# Authorization: per-tool access via OpenFGA

> ToolMesh enforces per-tool authorization via OpenFGA in a User→Plan→Tool model. Covers bypass/restrict modes, DADL access levels, and tuples.json.

Canonical: https://www.toolmesh.io/en/authorization/

ToolMesh uses [OpenFGA](https://openfga.dev/) for fine-grained authorization. The model follows a **User → Plan → Tool** relationship structure.

## Modes

| Mode | Config | Behavior |
|------|--------|----------|
| `bypass` | `OPENFGA_MODE=bypass` | No authorization checks (default) |
| `restrict` | `OPENFGA_MODE=restrict` | OpenFGA enforced on every tool call |

Start with `bypass` for development, switch to `restrict` for production.

## Authorization Model

```
User --member_of--> Plan --can_execute--> Tool
```

Each user (from OAuth login or API key) has an assigned plan. Plans grant access to specific tools.
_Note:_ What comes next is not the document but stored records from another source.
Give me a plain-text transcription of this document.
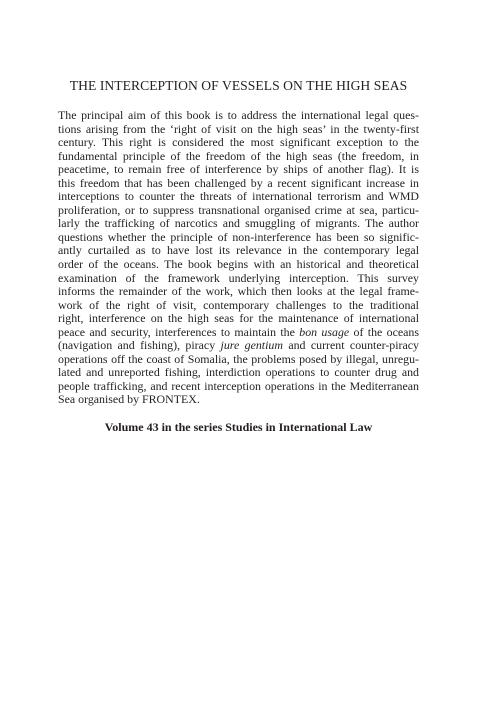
THE INTERCEPTION OF VESSELS ON THE HIGH SEAS

The principal aim of this book is to address the international legal ques-
tions arising from the ‘right of visit on the high seas’ in the twenty-first
century. This right is considered the most significant exception to the
fundamental principle of the freedom of the high seas (the freedom, in
peacetime, to remain free of interference by ships of another flag). It is
this freedom that has been challenged by a recent significant increase in
interceptions to counter the threats of international terrorism and WMD
proliferation, or to suppress transnational organised crime at sea, particu-
larly the trafficking of narcotics and smuggling of migrants. The author
questions whether the principle of non-interference has been so signific-
antly curtailed as to have lost its relevance in the contemporary legal
order of the oceans. The book begins with an historical and theoretical
examination of the framework underlying interception. This survey
informs the remainder of the work, which then looks at the legal frame-
work of the right of visit, contemporary challenges to the traditional
right, interference on the high seas for the maintenance of international
peace and security, interferences to maintain the bon usage of the oceans
(navigation and fishing), piracy jure gentium and current counter-piracy
operations off the coast of Somalia, the problems posed by illegal, unregu-
lated and unreported fishing, interdiction operations to counter drug and
people trafficking, and recent interception operations in the Mediterranean
Sea organised by FRONTEX.

Volume 43 in the series Studies in International Law
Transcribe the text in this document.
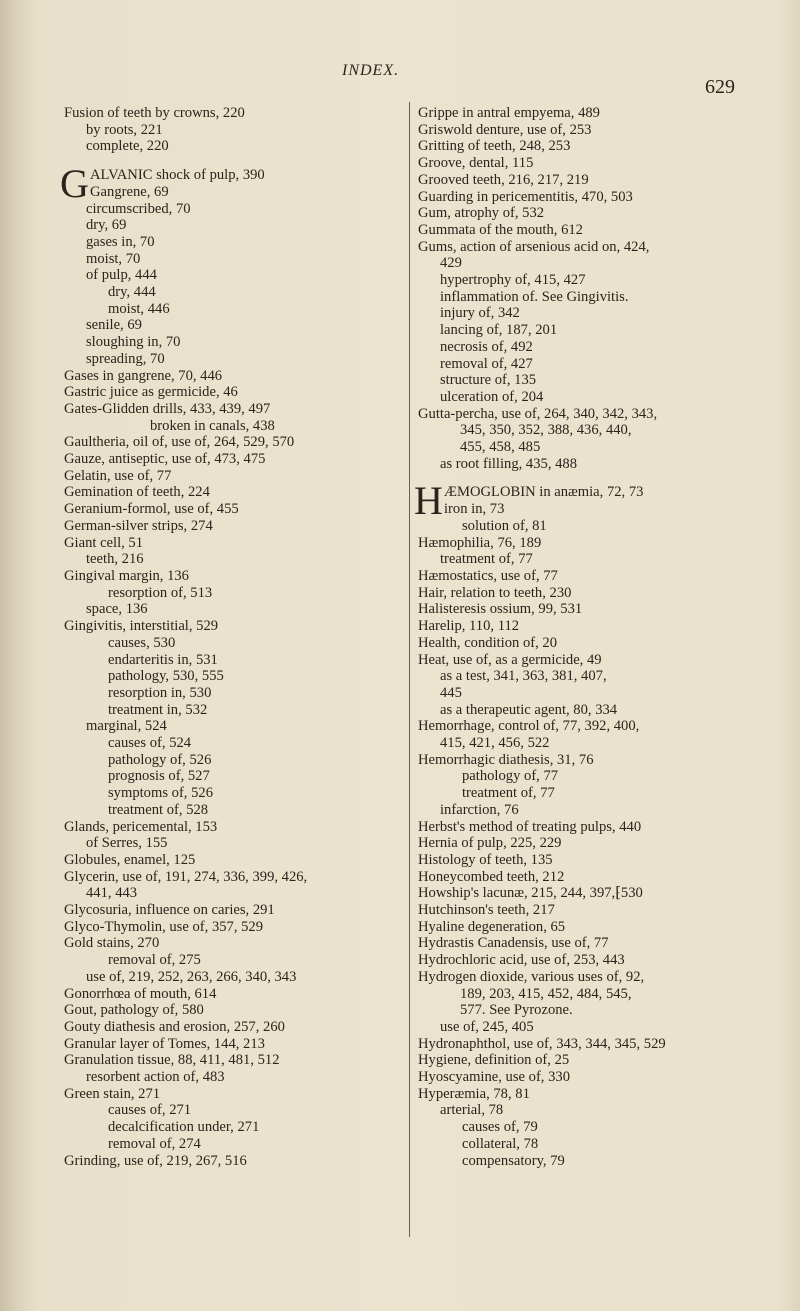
INDEX.
629
Fusion of teeth by crowns, 220
by roots, 221
complete, 220
G ALVANIC shock of pulp, 390
Gangrene, 69
circumscribed, 70
dry, 69
gases in, 70
moist, 70
of pulp, 444
dry, 444
moist, 446
senile, 69
sloughing in, 70
spreading, 70
Gases in gangrene, 70, 446
Gastric juice as germicide, 46
Gates-Glidden drills, 433, 439, 497
broken in canals, 438
Gaultheria, oil of, use of, 264, 529, 570
Gauze, antiseptic, use of, 473, 475
Gelatin, use of, 77
Gemination of teeth, 224
Geranium-formol, use of, 455
German-silver strips, 274
Giant cell, 51
teeth, 216
Gingival margin, 136
resorption of, 513
space, 136
Gingivitis, interstitial, 529
causes, 530
endarteritis in, 531
pathology, 530, 555
resorption in, 530
treatment in, 532
marginal, 524
causes of, 524
pathology of, 526
prognosis of, 527
symptoms of, 526
treatment of, 528
Glands, pericemental, 153
of Serres, 155
Globules, enamel, 125
Glycerin, use of, 191, 274, 336, 399, 426,
441, 443
Glycosuria, influence on caries, 291
Glyco-Thymolin, use of, 357, 529
Gold stains, 270
removal of, 275
use of, 219, 252, 263, 266, 340, 343
Gonorrhœa of mouth, 614
Gout, pathology of, 580
Gouty diathesis and erosion, 257, 260
Granular layer of Tomes, 144, 213
Granulation tissue, 88, 411, 481, 512
resorbent action of, 483
Green stain, 271
causes of, 271
decalcification under, 271
removal of, 274
Grinding, use of, 219, 267, 516
Grippe in antral empyema, 489
Griswold denture, use of, 253
Gritting of teeth, 248, 253
Groove, dental, 115
Grooved teeth, 216, 217, 219
Guarding in pericementitis, 470, 503
Gum, atrophy of, 532
Gummata of the mouth, 612
Gums, action of arsenious acid on, 424,
429
hypertrophy of, 415, 427
inflammation of. See Gingivitis.
injury of, 342
lancing of, 187, 201
necrosis of, 492
removal of, 427
structure of, 135
ulceration of, 204
Gutta-percha, use of, 264, 340, 342, 343,
345, 350, 352, 388, 436, 440,
455, 458, 485
as root filling, 435, 488
H ÆMOGLOBIN in anæmia, 72, 73
iron in, 73
solution of, 81
Hæmophilia, 76, 189
treatment of, 77
Hæmostatics, use of, 77
Hair, relation to teeth, 230
Halisteresis ossium, 99, 531
Harelip, 110, 112
Health, condition of, 20
Heat, use of, as a germicide, 49
as a test, 341, 363, 381, 407,
445
as a therapeutic agent, 80, 334
Hemorrhage, control of, 77, 392, 400,
415, 421, 456, 522
Hemorrhagic diathesis, 31, 76
pathology of, 77
treatment of, 77
infarction, 76
Herbst's method of treating pulps, 440
Hernia of pulp, 225, 229
Histology of teeth, 135
Honeycombed teeth, 212
Howship's lacunæ, 215, 244, 397,⁅530
Hutchinson's teeth, 217
Hyaline degeneration, 65
Hydrastis Canadensis, use of, 77
Hydrochloric acid, use of, 253, 443
Hydrogen dioxide, various uses of, 92,
189, 203, 415, 452, 484, 545,
577. See Pyrozone.
use of, 245, 405
Hydronaphthol, use of, 343, 344, 345, 529
Hygiene, definition of, 25
Hyoscyamine, use of, 330
Hyperæmia, 78, 81
arterial, 78
causes of, 79
collateral, 78
compensatory, 79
When a tool call arrives, ToolMesh checks:

```
Check(user, can_execute, tool)
```

If denied, the execution stops immediately with an unauthorized error.

## DADL Access Levels

DADL tools declare an `access` classification:

| Level | Meaning |
|-------|---------|
| `read` | Read-only operations |
| `write` | Create/update operations |
| `admin` | Administrative operations |
| `dangerous` | Destructive or irreversible operations |
| *custom* | Extendable with any string value |

Policy files bundle these access levels into roles, and OpenFGA assigns roles to users.

## Configuration

```bash
OPENFGA_API_URL=http://openfga:8080    # OpenFGA API endpoint (Docker service name)
OPENFGA_STORE_ID=your-store-id          # OpenFGA store ID
OPENFGA_MODE=restrict                   # Enable enforcement
```

## Setup

The authorization model and relationship tuples are defined as editable files in `config/openfga/`:

| File | Purpose |
|------|---------|
| `model.fga` | Authorization model in FGA DSL |
| `tuples.json` | User/plan/tool relationships |
| `setup.sh` | Shell script that uses the `fga` CLI to apply model and tuples |

The `setup.sh` script runs on the host and uses `docker run` with the `openfga/cli` image to apply the model and tuples (the CLI image is distroless and has no shell, so it cannot run as a Docker Compose service):

```bash
# 1. Uncomment the OpenFGA services in docker-compose.yml (+ mysqldata volume)
# 2. Start all services
docker compose up -d

# 3. Bootstrap the OpenFGA store
./config/openfga/setup.sh

# 4. Copy the OPENFGA_STORE_ID from the output into .env
# 5. Set OPENFGA_MODE=restrict in .env
# 6. Restart
docker compose down && docker compose up -d
```

### Demo Tuples

The default `tuples.json` demonstrates authorization with a deny case:

- **Free plan** (all users via wildcard): can execute `echo_echo` and `echo_time`, but **not** `echo_add`
- **Pro plan** (company:acme members): can execute all tools

This lets you verify that authorization works correctly out of the box — free-plan users are denied access to `echo_add`.

## Caller-Origin Integration

Authorization decisions can also consider the **CallerClass** (trusted, standard, untrusted). This allows policies like "untrusted clients cannot access admin tools" even if the user's plan would normally allow it.